FDA recently issued a draft guidance for companies that are developing new treatments for patients who are in the early stages of Alzheimer’s disease (AD). The recommendations specifically address the selection of patients with early AD, or those who are at risk of developing the disease, for enrollment into clinical trials, as well as what outcomes can be used as primary endpoints.
It can be difficult to determine which patients have early-onset AD, and once selected for a clinical trial, which patients are responding to treatment. One way to track progress of the disease has been to measure levels of biomarkers, such as beta-amyloid protein plaques seen on PET scans.

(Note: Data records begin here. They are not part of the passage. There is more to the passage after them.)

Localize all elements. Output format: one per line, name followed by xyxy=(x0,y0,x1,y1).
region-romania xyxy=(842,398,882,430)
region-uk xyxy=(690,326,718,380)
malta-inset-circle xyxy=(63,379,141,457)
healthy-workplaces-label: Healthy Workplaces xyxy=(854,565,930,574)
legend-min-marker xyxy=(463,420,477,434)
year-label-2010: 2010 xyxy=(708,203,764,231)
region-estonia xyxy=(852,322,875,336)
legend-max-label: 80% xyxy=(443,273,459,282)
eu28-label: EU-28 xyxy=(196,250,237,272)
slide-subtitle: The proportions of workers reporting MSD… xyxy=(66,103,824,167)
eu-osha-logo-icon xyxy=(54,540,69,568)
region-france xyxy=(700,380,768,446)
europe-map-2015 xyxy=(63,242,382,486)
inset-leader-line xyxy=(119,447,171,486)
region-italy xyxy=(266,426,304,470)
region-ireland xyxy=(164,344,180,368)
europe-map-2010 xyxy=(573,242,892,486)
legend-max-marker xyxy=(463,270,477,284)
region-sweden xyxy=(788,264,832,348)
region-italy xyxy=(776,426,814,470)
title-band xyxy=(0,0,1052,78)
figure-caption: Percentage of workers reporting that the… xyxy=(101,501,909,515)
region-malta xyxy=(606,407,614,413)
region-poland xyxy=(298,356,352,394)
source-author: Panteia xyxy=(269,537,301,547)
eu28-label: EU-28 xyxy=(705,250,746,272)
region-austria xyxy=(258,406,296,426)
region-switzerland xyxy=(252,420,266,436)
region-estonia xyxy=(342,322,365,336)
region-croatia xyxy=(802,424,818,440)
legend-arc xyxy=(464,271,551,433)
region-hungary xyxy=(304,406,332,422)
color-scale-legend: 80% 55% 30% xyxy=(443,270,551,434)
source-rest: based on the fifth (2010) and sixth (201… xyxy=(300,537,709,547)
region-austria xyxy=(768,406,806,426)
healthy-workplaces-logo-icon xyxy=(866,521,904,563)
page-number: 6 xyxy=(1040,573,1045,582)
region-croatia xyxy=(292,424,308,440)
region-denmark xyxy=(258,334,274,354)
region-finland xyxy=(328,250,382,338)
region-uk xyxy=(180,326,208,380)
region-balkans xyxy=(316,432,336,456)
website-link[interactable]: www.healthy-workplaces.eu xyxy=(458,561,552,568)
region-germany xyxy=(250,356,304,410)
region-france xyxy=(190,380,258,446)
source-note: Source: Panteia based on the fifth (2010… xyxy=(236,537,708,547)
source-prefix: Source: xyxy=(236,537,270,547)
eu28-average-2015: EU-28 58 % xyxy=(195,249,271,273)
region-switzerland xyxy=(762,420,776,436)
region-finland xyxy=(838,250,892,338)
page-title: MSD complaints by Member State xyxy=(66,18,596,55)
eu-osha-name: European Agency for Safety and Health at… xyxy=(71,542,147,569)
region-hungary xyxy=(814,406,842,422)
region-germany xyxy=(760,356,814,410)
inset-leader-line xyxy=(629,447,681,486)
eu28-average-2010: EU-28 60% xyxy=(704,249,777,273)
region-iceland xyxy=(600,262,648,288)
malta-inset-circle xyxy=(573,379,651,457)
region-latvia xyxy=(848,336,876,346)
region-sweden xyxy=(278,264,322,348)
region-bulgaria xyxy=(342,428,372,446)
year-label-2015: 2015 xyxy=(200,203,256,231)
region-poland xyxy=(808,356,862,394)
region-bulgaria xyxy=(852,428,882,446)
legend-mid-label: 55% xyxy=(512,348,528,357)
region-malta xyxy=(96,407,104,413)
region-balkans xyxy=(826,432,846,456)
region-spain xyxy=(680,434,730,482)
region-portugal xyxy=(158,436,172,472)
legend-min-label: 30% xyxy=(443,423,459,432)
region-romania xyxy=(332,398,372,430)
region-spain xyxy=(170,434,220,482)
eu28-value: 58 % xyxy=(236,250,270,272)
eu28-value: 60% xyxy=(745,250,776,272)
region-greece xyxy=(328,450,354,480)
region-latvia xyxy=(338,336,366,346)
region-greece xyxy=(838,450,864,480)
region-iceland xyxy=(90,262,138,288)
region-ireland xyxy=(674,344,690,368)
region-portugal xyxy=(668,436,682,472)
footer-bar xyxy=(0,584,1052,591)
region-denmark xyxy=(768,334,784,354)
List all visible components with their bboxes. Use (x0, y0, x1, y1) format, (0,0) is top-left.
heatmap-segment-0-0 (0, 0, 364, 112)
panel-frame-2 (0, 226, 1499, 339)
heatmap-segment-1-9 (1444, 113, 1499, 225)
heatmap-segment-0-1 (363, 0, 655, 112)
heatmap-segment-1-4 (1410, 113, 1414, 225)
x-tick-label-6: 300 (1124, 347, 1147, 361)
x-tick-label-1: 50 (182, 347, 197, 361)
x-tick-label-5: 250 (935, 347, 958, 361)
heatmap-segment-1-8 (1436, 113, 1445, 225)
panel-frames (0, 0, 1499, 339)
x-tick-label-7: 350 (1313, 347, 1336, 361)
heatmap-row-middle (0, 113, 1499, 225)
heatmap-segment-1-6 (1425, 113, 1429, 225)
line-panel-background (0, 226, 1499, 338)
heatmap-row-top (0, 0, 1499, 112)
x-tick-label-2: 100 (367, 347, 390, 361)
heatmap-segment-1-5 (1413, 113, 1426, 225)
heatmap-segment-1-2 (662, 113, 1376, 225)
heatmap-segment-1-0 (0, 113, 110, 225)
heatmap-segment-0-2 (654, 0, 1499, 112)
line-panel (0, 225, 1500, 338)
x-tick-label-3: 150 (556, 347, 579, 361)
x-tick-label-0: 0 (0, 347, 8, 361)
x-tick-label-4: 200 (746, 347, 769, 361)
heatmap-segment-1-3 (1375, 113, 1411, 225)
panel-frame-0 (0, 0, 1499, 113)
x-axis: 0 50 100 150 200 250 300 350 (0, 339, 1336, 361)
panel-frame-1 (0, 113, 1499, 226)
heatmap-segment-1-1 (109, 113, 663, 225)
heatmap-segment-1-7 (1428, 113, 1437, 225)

If these types of biomarker results could be used as a surrogate endpoint, showing effects more precisely and more quickly than cognition and functioning abilities, companies would then be able to bring new treatments to market more quickly and less expensively under an accelerated approval program, as has been the case with many cancer drugs.
FDA, however, said it would not accept biomarker or imaging-based outcomes as a primary endpoint; instead, primary efficacy must reflect a benefit in, preferably, both patients’ cognition and functioning abilities.
“Until there is widespread evidence-based agreement in the research community that an effect on a particular biomarker is reasonably likely to predict clinical benefit, we will not be in a position to consider an approval based on the use of a biomarker as a surrogate outcome measure in AD (at any stage of the illness),” according to the draft guidance.
But, the agency said it is “open to considering the argument that a positive biomarker result (generally included as a secondary outcome measure in a trial) in combination with a positive finding on a primary clinical outcome measure may support a claim of disease modification in AD.”
Released on February 7, the draft guidance is open for comment for 60 days. Following that time frame, FDA will issue a final version.